Eric Newby decides he’s going to cross with his friend the impossible mountains of the Hindu Kush. And he does a week’s climbing course in Wales, and that’s all that equips him for this big journey, but it doesn’t stop him. I think that is great. It’s very empowering and it makes you brave reading that book.
I think on pilgrimage the very un-PC Hilaire Belloc, The Path to Rome written in 1902. What I love about that book is you start reading it and you are almost immediately on the pilgrimage with him, and it is just fantastic. You are with him every second of the way until you get to the very last page.
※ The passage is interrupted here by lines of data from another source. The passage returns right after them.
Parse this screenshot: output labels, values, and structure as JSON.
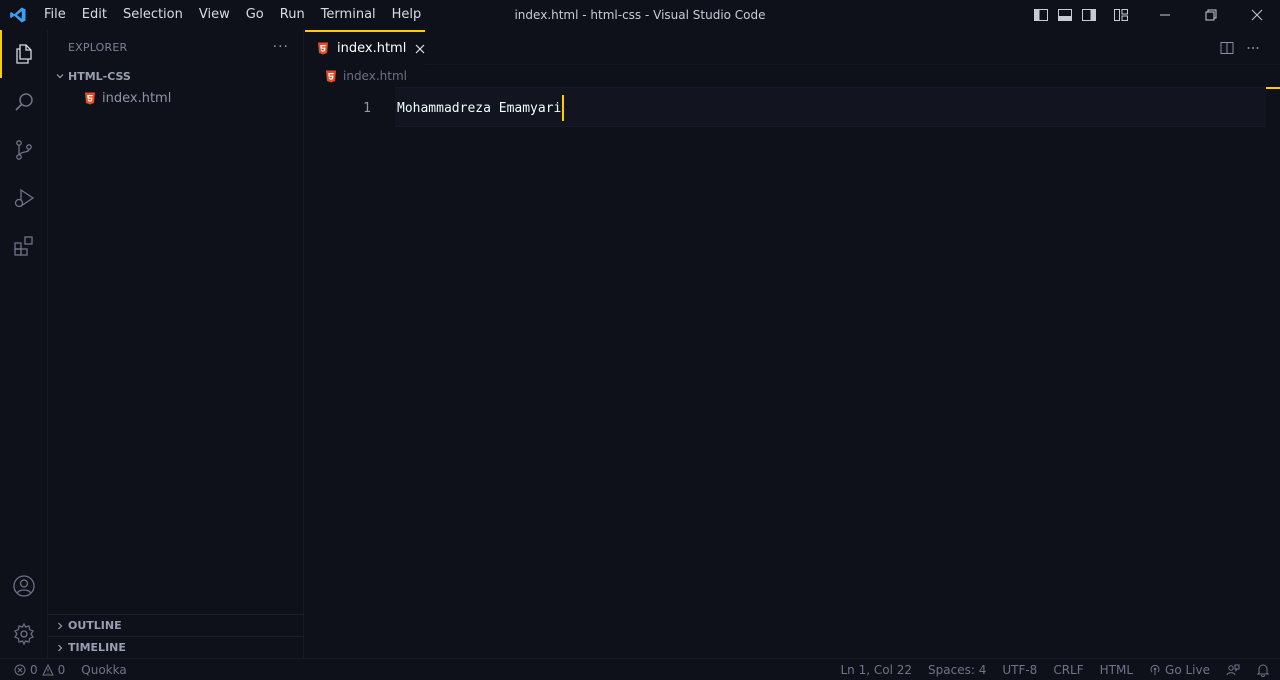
{
  "titlebar": {
    "menu": [
      "File",
      "Edit",
      "Selection",
      "View",
      "Go",
      "Run",
      "Terminal",
      "Help"
    ],
    "window_title": "index.html - html-css - Visual Studio Code"
  },
  "activitybar": {
    "top": [
      "files-icon",
      "search-icon",
      "source-control-icon",
      "run-debug-icon",
      "extensions-icon"
    ],
    "bottom": [
      "account-icon",
      "settings-gear-icon"
    ],
    "accent": "#ffcc00"
  },
  "sidebar": {
    "title": "EXPLORER",
    "more": "···",
    "folder": "HTML-CSS",
    "files": [
      {
        "name": "index.html",
        "icon": "html5-file-icon",
        "color": "#e44d26"
      }
    ],
    "outline": "OUTLINE",
    "timeline": "TIMELINE"
  },
  "editor": {
    "tab": {
      "label": "index.html"
    },
    "breadcrumb": "index.html",
    "lines": [
      {
        "number": "1",
        "text": "Mohammadreza Emamyari"
      }
    ]
  },
  "statusbar": {
    "errors": "0",
    "warnings": "0",
    "quokka": "Quokka",
    "position": "Ln 1, Col 22",
    "spaces": "Spaces: 4",
    "encoding": "UTF-8",
    "eol": "CRLF",
    "language": "HTML",
    "go_live": "Go Live"
  }
}
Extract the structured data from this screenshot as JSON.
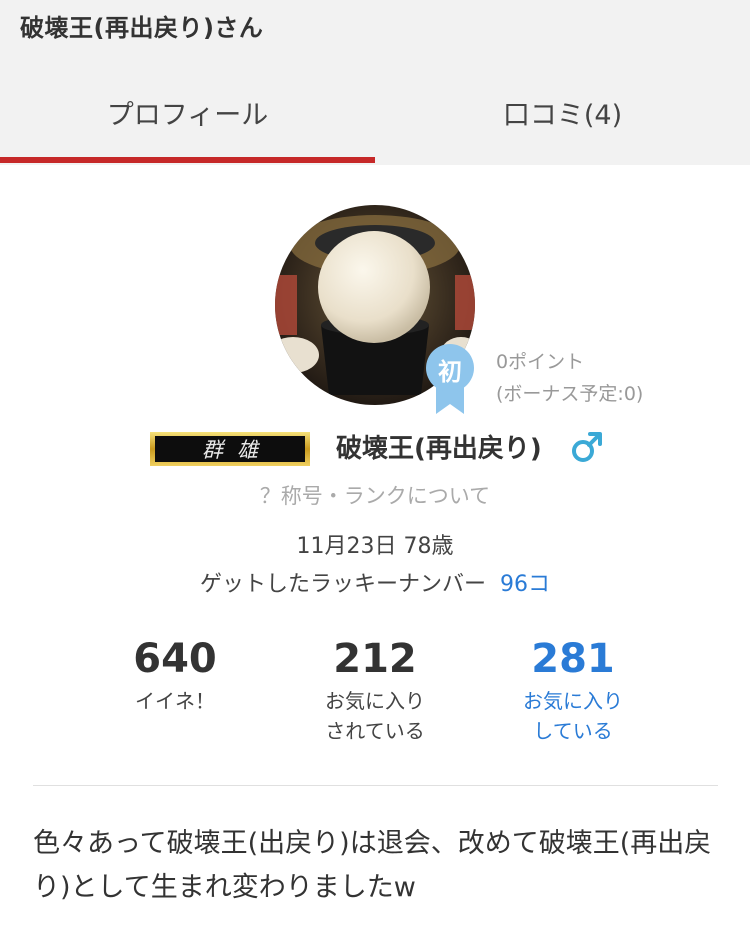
{
  "header": {
    "title": "破壊王(再出戻り)さん"
  },
  "tabs": [
    {
      "label": "プロフィール",
      "active": true
    },
    {
      "label": "口コミ(4)",
      "active": false
    }
  ],
  "profile": {
    "badge": "初",
    "points": "0ポイント",
    "bonus": "(ボーナス予定:0)",
    "rank_plate": "群雄",
    "username": "破壊王(再出戻り)",
    "gender_icon": "male-icon",
    "title_help": "？称号・ランクについて",
    "birthday": "11月23日 78歳",
    "lucky_label": "ゲットしたラッキーナンバー",
    "lucky_value": "96コ"
  },
  "stats": [
    {
      "value": "640",
      "label_line1": "イイネ！",
      "label_line2": ""
    },
    {
      "value": "212",
      "label_line1": "お気に入り",
      "label_line2": "されている"
    },
    {
      "value": "281",
      "label_line1": "お気に入り",
      "label_line2": "している"
    }
  ],
  "bio": "色々あって破壊王(出戻り)は退会、改めて破壊王(再出戻り)として生まれ変わりましたw",
  "colors": {
    "accent_red": "#c62828",
    "link_blue": "#2a7bd6",
    "badge_blue": "#8ec5ec",
    "gender_blue": "#3ba9d6"
  }
}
The other one that I go back time and again, and it actually belongs to the London Library, but I can see that I’m the only person who’s ever checked it out since it first appeared on the New Books shelf, it’s called A Buddhist Pilgrim at the Shrines of Tibet, written about the same time as Hilaire Belloc’s book.
It’s by Gombojab Tsybikov and it’s translated by Paul Williams, published by Brill in Boston. And it is the account of a scholar, a minority Buryat scholar who was a Buddhist and at the behest of the Russian Geological Society traveled right across central Asia to Tibet to get an insight into Tibet at a time when non-Buddhists were forbidden to go there. It’s just fantastic. It’s just so wonderful. It’s such a wonderful book.
Jo Frances Penn: I just have so many more for my reading list off these interviews!
Jo Frances Penn: Where can people find you and your books online?
Victoria Preston: I’ve got a blog called Why Pilgrim, which I tend to write on every week. And then We are Pilgrims is my Instagram account.
But really the Why Pilgrim blog is where all of my ideas flow out, and I typically do that every week. And then my book is available from the Hurst website. It’s also available from Waterstones, Amazon, of course, and all good bookshops.
Jo Frances Penn: Fantastic. Well, thanks so much for your time, Victoria. That was great.
Victoria Preston: Thanks so much for inviting me. I really enjoyed our conversation.